I work in tech and this is something that jumps out at me every day. There's a new app, a new interface, a new way of doing something that makes something else obsolete.
We're always in this rush to innovate, to change things, to create. And somewhere in this rush, we're leaving folks behind.
Take touchscreens. They're everywhere now. I see them on payment terminals, ticket machines and car dashboards. They're sleek, modern and efficient. For most. It's only when you can't see the screen or your hands shake that you notice that what used to be a simple button press is now a guessing game.
Somewhere in the process, we swapped accessible for aesthetic and called it progress.
Voice assistants. Same thing. They're meant to make our lives easier, right? Except I haven't seen one to properly recognise my accent. These things struggle with speech patterns that aren't "standard." And my accent isn't the only problem. People with cerebral palsy or stroke survivors will struggle as well.
And then there's AI.
AI is touching and changing everything from how we search for information to how we apply for jobs. But the training data rarely includes perspectives of people with disabilities. If you ask it to create something for you, its outputs rarely work with screen readers. The whole system is built without thinking about who might be excluded.
This is because we feel we need to innovate faster. So we move faster. We automate more and more things.
But when the process sucks, speed won't make it suck any less. If you automate garbage, you'll just create garbage faster.
And more garbage is slower and harder to change.

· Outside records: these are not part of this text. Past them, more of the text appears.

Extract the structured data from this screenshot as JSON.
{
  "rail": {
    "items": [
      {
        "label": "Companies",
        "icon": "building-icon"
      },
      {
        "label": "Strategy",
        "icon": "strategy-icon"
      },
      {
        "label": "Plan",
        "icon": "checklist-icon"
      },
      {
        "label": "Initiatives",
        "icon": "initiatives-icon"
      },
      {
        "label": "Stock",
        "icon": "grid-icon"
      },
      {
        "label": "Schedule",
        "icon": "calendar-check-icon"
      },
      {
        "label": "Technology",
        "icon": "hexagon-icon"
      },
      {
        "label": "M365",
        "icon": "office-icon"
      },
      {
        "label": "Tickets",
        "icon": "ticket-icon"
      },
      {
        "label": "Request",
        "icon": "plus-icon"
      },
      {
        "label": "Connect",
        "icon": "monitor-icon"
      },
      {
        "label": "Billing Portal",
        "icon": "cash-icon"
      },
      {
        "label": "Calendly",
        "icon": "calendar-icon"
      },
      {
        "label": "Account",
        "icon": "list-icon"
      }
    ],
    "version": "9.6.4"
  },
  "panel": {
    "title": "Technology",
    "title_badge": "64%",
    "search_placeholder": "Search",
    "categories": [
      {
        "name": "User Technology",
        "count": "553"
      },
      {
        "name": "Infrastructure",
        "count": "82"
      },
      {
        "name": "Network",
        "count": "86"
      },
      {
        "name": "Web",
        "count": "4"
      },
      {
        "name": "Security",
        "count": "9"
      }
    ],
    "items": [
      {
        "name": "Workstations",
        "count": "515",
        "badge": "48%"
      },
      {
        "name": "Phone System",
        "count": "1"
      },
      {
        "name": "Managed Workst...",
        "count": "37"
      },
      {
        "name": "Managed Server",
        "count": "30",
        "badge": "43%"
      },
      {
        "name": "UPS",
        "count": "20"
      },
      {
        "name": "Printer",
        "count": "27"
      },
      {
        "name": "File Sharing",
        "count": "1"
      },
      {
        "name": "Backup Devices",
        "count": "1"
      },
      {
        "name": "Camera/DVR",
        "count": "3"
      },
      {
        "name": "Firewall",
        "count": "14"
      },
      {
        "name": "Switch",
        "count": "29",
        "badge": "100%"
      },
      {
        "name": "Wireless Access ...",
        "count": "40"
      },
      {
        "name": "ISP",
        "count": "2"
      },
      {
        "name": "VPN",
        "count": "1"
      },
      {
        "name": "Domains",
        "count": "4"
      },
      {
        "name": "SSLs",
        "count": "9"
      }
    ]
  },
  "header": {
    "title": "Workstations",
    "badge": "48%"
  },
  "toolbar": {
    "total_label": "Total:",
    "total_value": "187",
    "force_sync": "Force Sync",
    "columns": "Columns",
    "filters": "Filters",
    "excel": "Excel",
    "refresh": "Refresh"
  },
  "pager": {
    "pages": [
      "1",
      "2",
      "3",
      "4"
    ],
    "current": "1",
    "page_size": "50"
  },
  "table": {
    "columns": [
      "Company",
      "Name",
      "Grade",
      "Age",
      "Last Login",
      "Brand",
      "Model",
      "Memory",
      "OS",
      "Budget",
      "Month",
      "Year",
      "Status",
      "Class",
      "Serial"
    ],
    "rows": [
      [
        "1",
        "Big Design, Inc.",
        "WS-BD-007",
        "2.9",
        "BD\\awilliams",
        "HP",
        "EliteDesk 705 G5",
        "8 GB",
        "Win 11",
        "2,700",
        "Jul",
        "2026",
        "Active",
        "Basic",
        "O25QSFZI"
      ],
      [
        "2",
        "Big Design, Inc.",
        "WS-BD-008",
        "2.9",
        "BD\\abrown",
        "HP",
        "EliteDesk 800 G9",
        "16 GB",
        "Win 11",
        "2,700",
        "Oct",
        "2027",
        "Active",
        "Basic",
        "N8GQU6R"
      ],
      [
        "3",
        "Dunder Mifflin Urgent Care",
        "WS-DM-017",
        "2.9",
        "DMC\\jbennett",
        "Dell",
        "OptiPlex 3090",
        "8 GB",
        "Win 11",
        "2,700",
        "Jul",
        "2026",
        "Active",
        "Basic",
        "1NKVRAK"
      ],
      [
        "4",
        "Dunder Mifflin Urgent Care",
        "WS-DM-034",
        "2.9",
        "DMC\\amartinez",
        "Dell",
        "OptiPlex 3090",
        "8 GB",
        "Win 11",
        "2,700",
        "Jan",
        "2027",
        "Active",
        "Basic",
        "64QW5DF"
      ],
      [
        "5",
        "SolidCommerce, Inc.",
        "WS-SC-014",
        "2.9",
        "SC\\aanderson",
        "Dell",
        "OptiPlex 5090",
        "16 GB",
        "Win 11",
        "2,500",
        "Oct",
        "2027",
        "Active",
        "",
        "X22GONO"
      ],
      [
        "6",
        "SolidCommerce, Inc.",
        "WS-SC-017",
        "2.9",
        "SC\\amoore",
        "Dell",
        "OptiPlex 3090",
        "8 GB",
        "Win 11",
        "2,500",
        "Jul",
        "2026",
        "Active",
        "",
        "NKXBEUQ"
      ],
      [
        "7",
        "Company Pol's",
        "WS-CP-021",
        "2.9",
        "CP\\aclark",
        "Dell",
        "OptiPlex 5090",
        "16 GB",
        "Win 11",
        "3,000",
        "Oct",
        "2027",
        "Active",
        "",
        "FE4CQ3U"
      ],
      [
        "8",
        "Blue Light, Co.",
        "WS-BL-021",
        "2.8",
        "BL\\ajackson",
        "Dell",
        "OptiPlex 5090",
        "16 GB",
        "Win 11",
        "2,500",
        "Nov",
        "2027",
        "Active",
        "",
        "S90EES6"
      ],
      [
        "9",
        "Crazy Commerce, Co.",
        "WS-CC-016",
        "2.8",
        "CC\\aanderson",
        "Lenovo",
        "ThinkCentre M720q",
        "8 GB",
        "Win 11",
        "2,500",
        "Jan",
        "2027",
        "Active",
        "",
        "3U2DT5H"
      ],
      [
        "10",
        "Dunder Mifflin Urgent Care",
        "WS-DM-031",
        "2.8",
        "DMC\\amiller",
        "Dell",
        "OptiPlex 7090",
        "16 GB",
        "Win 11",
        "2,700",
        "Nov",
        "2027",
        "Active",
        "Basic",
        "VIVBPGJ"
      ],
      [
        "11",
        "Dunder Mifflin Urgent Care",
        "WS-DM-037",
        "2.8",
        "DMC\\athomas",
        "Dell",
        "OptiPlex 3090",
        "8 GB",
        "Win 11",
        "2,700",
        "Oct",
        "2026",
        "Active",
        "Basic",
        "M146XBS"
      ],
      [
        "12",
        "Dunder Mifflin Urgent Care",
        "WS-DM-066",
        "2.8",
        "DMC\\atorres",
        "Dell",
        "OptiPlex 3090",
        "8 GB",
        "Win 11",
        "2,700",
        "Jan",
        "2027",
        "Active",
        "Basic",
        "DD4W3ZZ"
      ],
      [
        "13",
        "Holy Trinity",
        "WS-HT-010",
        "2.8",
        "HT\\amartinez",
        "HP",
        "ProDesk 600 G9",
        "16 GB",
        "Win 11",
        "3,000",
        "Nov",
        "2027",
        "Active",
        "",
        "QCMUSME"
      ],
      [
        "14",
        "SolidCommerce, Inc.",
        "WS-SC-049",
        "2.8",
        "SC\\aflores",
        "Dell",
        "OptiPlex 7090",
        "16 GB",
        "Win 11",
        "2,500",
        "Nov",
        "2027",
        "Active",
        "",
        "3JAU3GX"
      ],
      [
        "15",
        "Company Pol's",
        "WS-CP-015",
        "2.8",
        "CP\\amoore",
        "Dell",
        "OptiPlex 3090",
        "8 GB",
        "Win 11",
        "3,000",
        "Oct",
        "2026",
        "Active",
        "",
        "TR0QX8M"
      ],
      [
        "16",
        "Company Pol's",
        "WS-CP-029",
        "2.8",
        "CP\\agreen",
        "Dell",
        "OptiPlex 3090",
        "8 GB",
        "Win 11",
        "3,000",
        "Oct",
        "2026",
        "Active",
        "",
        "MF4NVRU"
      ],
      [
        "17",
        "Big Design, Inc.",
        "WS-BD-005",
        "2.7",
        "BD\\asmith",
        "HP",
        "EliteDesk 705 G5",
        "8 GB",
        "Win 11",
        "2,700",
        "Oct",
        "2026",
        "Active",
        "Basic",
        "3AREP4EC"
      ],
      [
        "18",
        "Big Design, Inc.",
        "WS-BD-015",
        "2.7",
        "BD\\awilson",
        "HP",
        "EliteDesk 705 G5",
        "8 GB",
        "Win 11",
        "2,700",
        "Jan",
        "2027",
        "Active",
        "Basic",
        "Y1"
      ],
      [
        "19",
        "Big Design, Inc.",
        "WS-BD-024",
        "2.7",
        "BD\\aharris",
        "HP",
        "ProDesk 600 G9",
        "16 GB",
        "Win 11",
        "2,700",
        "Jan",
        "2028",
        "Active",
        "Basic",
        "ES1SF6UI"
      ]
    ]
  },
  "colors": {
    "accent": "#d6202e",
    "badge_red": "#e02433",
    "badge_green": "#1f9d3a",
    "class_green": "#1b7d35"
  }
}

This pattern is depressingly consistent.
In order to innovate, we have to launch first and retrofit accessibility later. If at all.
We sometimes treat it as a legal requirement rather than a fundamental part of design. And then we act surprised when it turns out millions of people can't use the thing we've built.
Come on, we know better than this. We've done the research. We've written the guidelines. People with disabilities have been saying the same things for years.
Ah, but knowing and doing are different things.
We can't stop or slow down change. Technology will keep moving and keep reshaping how we live, work and connect.
So what are we actually going to do about it?
What kind of future are we building. And who gets to be part of it?